My marriage started in February of 1996 and ended in September of 2004.

At the time, I remember my ex-husband trying to coerce me into staying together by telling me that no one would want me since I had kids.

I thought he was ludicrous.

But here I am 14 years later and I’m still single and HONESTLY, I really need to examine the reasons why.

Because I’ve had several boyfriends but nothing long term.

And the only similar factor in all those relationships is ME.

The other day, I took a good long look at all my failed relationships and asked myself, “WHAT HAPPENED?”

And as TEMPTED as I might be to say, “Something is obviously wrong with me” or “Something is obviously wrong with them,” the reality is NOBODY IS WRONG.

When I got married the first time, I was looking for someone with a nice ass, great cheekbones, and a decent personality.

And that’s exactly what I got.

Plus two INCREDIBLY handsome and extraordinary boys!

But I missed out on intellectual stimulation, emotional connection, and similar values.

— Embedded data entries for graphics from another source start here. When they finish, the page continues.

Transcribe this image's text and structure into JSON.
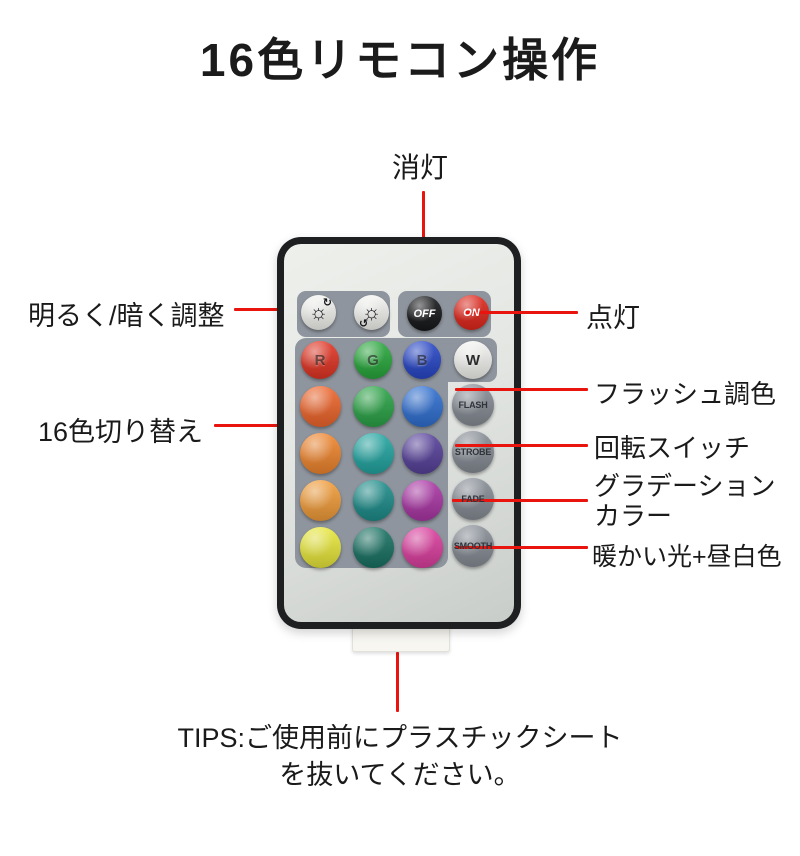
{
  "title": "16色リモコン操作",
  "colors": {
    "line_red": "#e9140e",
    "remote_border": "#1e1f21",
    "pad_gray": "#8f959e",
    "mode_button_gray": "#878d96",
    "off_button": "#17181a",
    "on_button": "#e0271c"
  },
  "annotations": {
    "off": "消灯",
    "brightness": "明るく/暗く調整",
    "on": "点灯",
    "switch16": "16色切り替え",
    "flash": "フラッシュ調色",
    "strobe": "回転スイッチ",
    "fade_line1": "グラデーション",
    "fade_line2": "カラー",
    "smooth": "暖かい光+昼白色",
    "tips_line1": "TIPS:ご使用前にプラスチックシート",
    "tips_line2": "を抜いてください。"
  },
  "icons": {
    "sun": "☼",
    "arrow_up": "↻",
    "arrow_down": "↺"
  },
  "remote": {
    "power": {
      "off": "OFF",
      "on": "ON"
    },
    "rgbw": [
      {
        "label": "R",
        "color": "#e23524"
      },
      {
        "label": "G",
        "color": "#28a83c"
      },
      {
        "label": "B",
        "color": "#2847c8"
      },
      {
        "label": "W",
        "color": "#f4f4f1"
      }
    ],
    "mode_buttons": [
      "FLASH",
      "STROBE",
      "FADE",
      "SMOOTH"
    ],
    "color_grid": [
      [
        "#ef662c",
        "#2ba447",
        "#3070d2"
      ],
      [
        "#f0862e",
        "#23a6a2",
        "#57419b"
      ],
      [
        "#f29d3a",
        "#1d8d8a",
        "#ab37a6"
      ],
      [
        "#e9e83b",
        "#197263",
        "#dc3f9f"
      ]
    ]
  }
}
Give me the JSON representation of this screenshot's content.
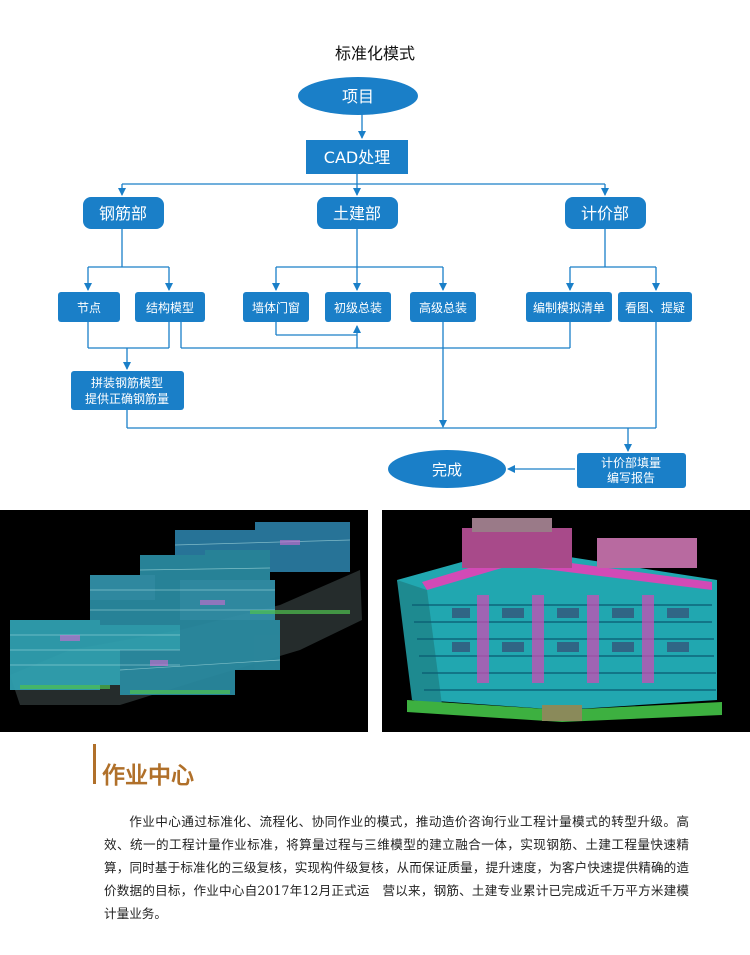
{
  "diagram": {
    "title": "标准化模式",
    "colors": {
      "node": "#1a7fc8",
      "line": "#1a7fc8"
    },
    "nodes": {
      "project": "项目",
      "cad": "CAD处理",
      "rebar_dept": "钢筋部",
      "civil_dept": "土建部",
      "pricing_dept": "计价部",
      "node_point": "节点",
      "structure_model": "结构模型",
      "wall_door": "墙体门窗",
      "basic_assembly": "初级总装",
      "advanced_assembly": "高级总装",
      "compile_bill": "编制模拟清单",
      "review": "看图、提疑",
      "assemble_line1": "拼装钢筋模型",
      "assemble_line2": "提供正确钢筋量",
      "pricing_fill_line1": "计价部填量",
      "pricing_fill_line2": "编写报告",
      "done": "完成"
    }
  },
  "images": {
    "left": "building-group-3d-model",
    "right": "high-rise-3d-model"
  },
  "section": {
    "title": "作业中心",
    "body": "作业中心通过标准化、流程化、协同作业的模式，推动造价咨询行业工程计量模式的转型升级。高效、统一的工程计量作业标准，将算量过程与三维模型的建立融合一体，实现钢筋、土建工程量快速精算，同时基于标准化的三级复核，实现构件级复核，从而保证质量，提升速度，为客户快速提供精确的造价数据的目标，作业中心自2017年12月正式运　营以来，钢筋、土建专业累计已完成近千万平方米建模计量业务。"
  }
}
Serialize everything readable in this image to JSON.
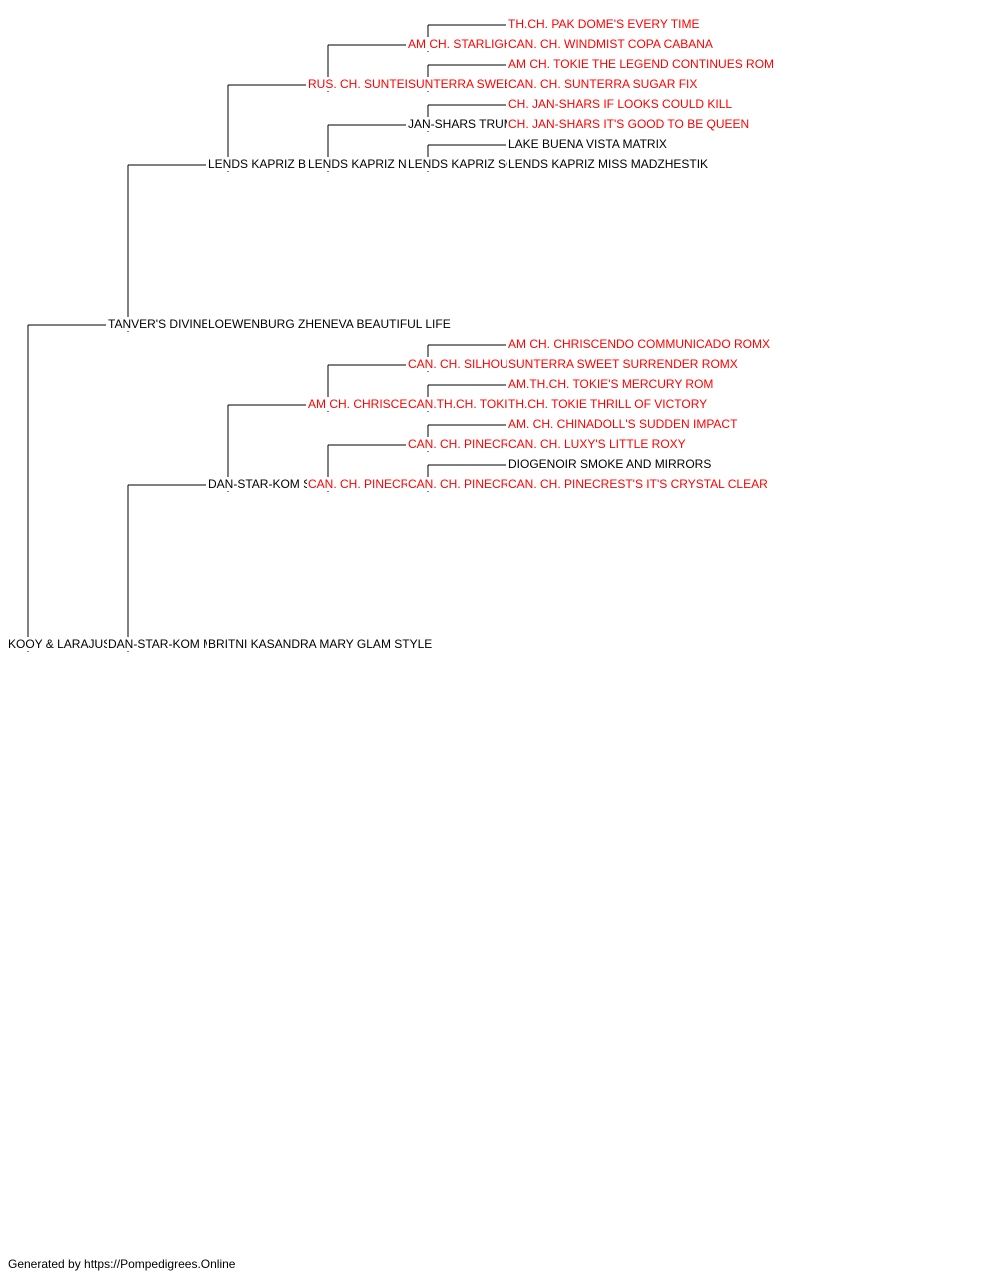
{
  "colors": {
    "titled": "#ff0000",
    "plain": "#000000",
    "line": "#000000"
  },
  "pedigree": {
    "name": "KOOY & LARAJUS ELEKTRA NINJA ASSASSIN",
    "titled": false,
    "sire": {
      "name": "TANVER'S DIVINE PROTECTION",
      "titled": false,
      "sire": {
        "name": "LENDS KAPRIZ BREND OF MY KENNEL",
        "titled": false,
        "sire": {
          "name": "RUS. CH. SUNTERRA SWEET DREAM",
          "titled": true,
          "sire": {
            "name": "AM CH. STARLIGHT'S FUN TIMES ROM",
            "titled": true,
            "sire": {
              "name": "TH.CH. PAK DOME'S EVERY TIME",
              "titled": true
            },
            "dam": {
              "name": "CAN. CH. WINDMIST COPA CABANA",
              "titled": true
            }
          },
          "dam": {
            "name": "SUNTERRA SWEET SURRENDER ROMX",
            "titled": true,
            "sire": {
              "name": "AM CH. TOKIE THE LEGEND CONTINUES ROM",
              "titled": true
            },
            "dam": {
              "name": "CAN. CH. SUNTERRA SUGAR FIX",
              "titled": true
            }
          }
        },
        "dam": {
          "name": "LENDS KAPRIZ NATALI",
          "titled": false,
          "sire": {
            "name": "JAN-SHARS TRUMP CARD",
            "titled": false,
            "sire": {
              "name": "CH. JAN-SHARS IF LOOKS COULD KILL",
              "titled": true
            },
            "dam": {
              "name": "CH. JAN-SHARS IT'S GOOD TO BE QUEEN",
              "titled": true
            }
          },
          "dam": {
            "name": "LENDS KAPRIZ SONATA",
            "titled": false,
            "sire": {
              "name": "LAKE BUENA VISTA MATRIX",
              "titled": false
            },
            "dam": {
              "name": "LENDS KAPRIZ MISS MADZHESTIK",
              "titled": false
            }
          }
        }
      },
      "dam": {
        "name": "LOEWENBURG ZHENEVA BEAUTIFUL LIFE",
        "titled": false
      }
    },
    "dam": {
      "name": "DAN-STAR-KOM MELANI STYLE LADY",
      "titled": false,
      "sire": {
        "name": "DAN-STAR-KOM SHARMING BEST BOY",
        "titled": false,
        "sire": {
          "name": "AM CH. CHRISCENDO CANDID SHOT",
          "titled": true,
          "sire": {
            "name": "CAN. CH. SILHOUETTE SAY IT RIGHT",
            "titled": true,
            "sire": {
              "name": "AM CH. CHRISCENDO COMMUNICADO ROMX",
              "titled": true
            },
            "dam": {
              "name": "SUNTERRA SWEET SURRENDER ROMX",
              "titled": true
            }
          },
          "dam": {
            "name": "CAN.TH.CH. TOKIE TAKE IT TO THE LIMIT",
            "titled": true,
            "sire": {
              "name": "AM.TH.CH. TOKIE'S MERCURY ROM",
              "titled": true
            },
            "dam": {
              "name": "TH.CH. TOKIE THRILL OF VICTORY",
              "titled": true
            }
          }
        },
        "dam": {
          "name": "CAN. CH. PINECREST'S LITTLE MISS SUNSHINE",
          "titled": true,
          "sire": {
            "name": "CAN. CH. PINECREST'S OSTENTACIOUS",
            "titled": true,
            "sire": {
              "name": "AM. CH. CHINADOLL'S SUDDEN IMPACT",
              "titled": true
            },
            "dam": {
              "name": "CAN. CH. LUXY'S LITTLE ROXY",
              "titled": true
            }
          },
          "dam": {
            "name": "CAN. CH. PINECREST'S SHIMMER",
            "titled": true,
            "sire": {
              "name": "DIOGENOIR SMOKE AND MIRRORS",
              "titled": false
            },
            "dam": {
              "name": "CAN. CH. PINECREST'S IT'S CRYSTAL CLEAR",
              "titled": true
            }
          }
        }
      },
      "dam": {
        "name": "BRITNI KASANDRA MARY GLAM STYLE",
        "titled": false
      }
    }
  },
  "footer": {
    "text": "Generated by https://Pompedigrees.Online"
  }
}
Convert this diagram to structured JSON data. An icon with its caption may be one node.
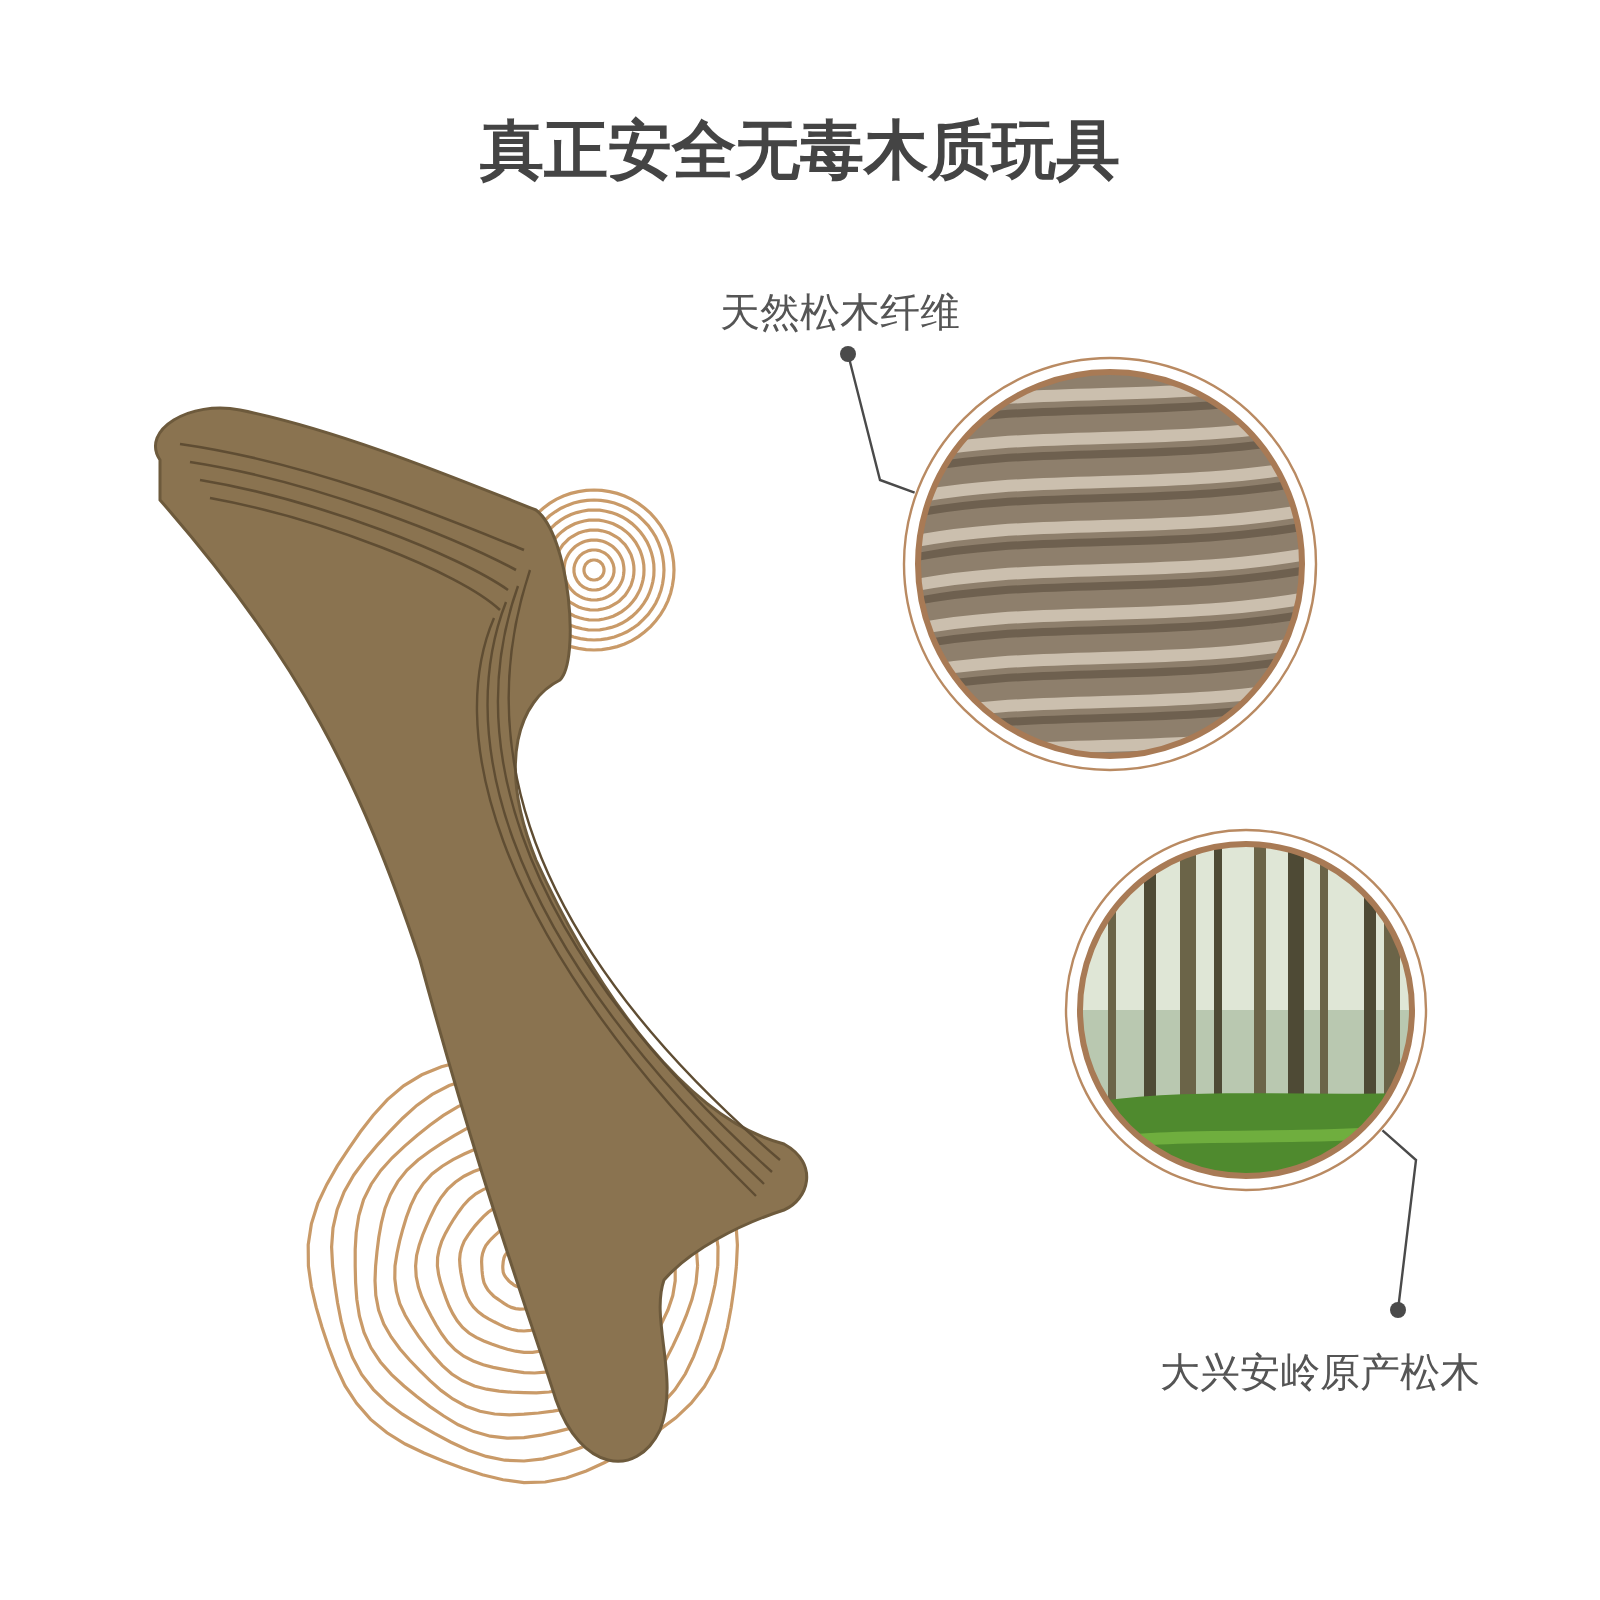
{
  "diagram": {
    "title": "真正安全无毒木质玩具",
    "nodes": [
      {
        "text": [
          "天然松木纤维"
        ]
      },
      {
        "text": [],
        "shape": "picture"
      },
      {
        "text": [],
        "shape": "picture"
      },
      {
        "text": [
          "大兴安岭原产松木"
        ]
      }
    ],
    "edges": [
      {
        "from": 0,
        "to": 1,
        "arrow": "other"
      },
      {
        "from": 3,
        "to": 2,
        "arrow": "other"
      }
    ]
  }
}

And I’ve been looking for those things ever since.

Boyfriends #1, #2, and #3 may have come closer to what I’m looking for but in the end I can draw only one conclusion:

I am single because I’m smart enough to know that I haven’t met anyone yet with whom I could have a successful marriage with.

Ta da!

Nothing wrong with me.

Nothing wrong with them, although I still take offense at the one who left me during a miscarriage.

I see people ALL THE TIME who are in sucky relationships.

I occasionally wonder, “What the HELL is wrong with ME?  If SHE/HE can find a partner, why can’t I?”

And then it hits me.

I’m single because I’m BETTER AT RELATIONSHIPS, not because I suck.

And that, dear readers is a revelation.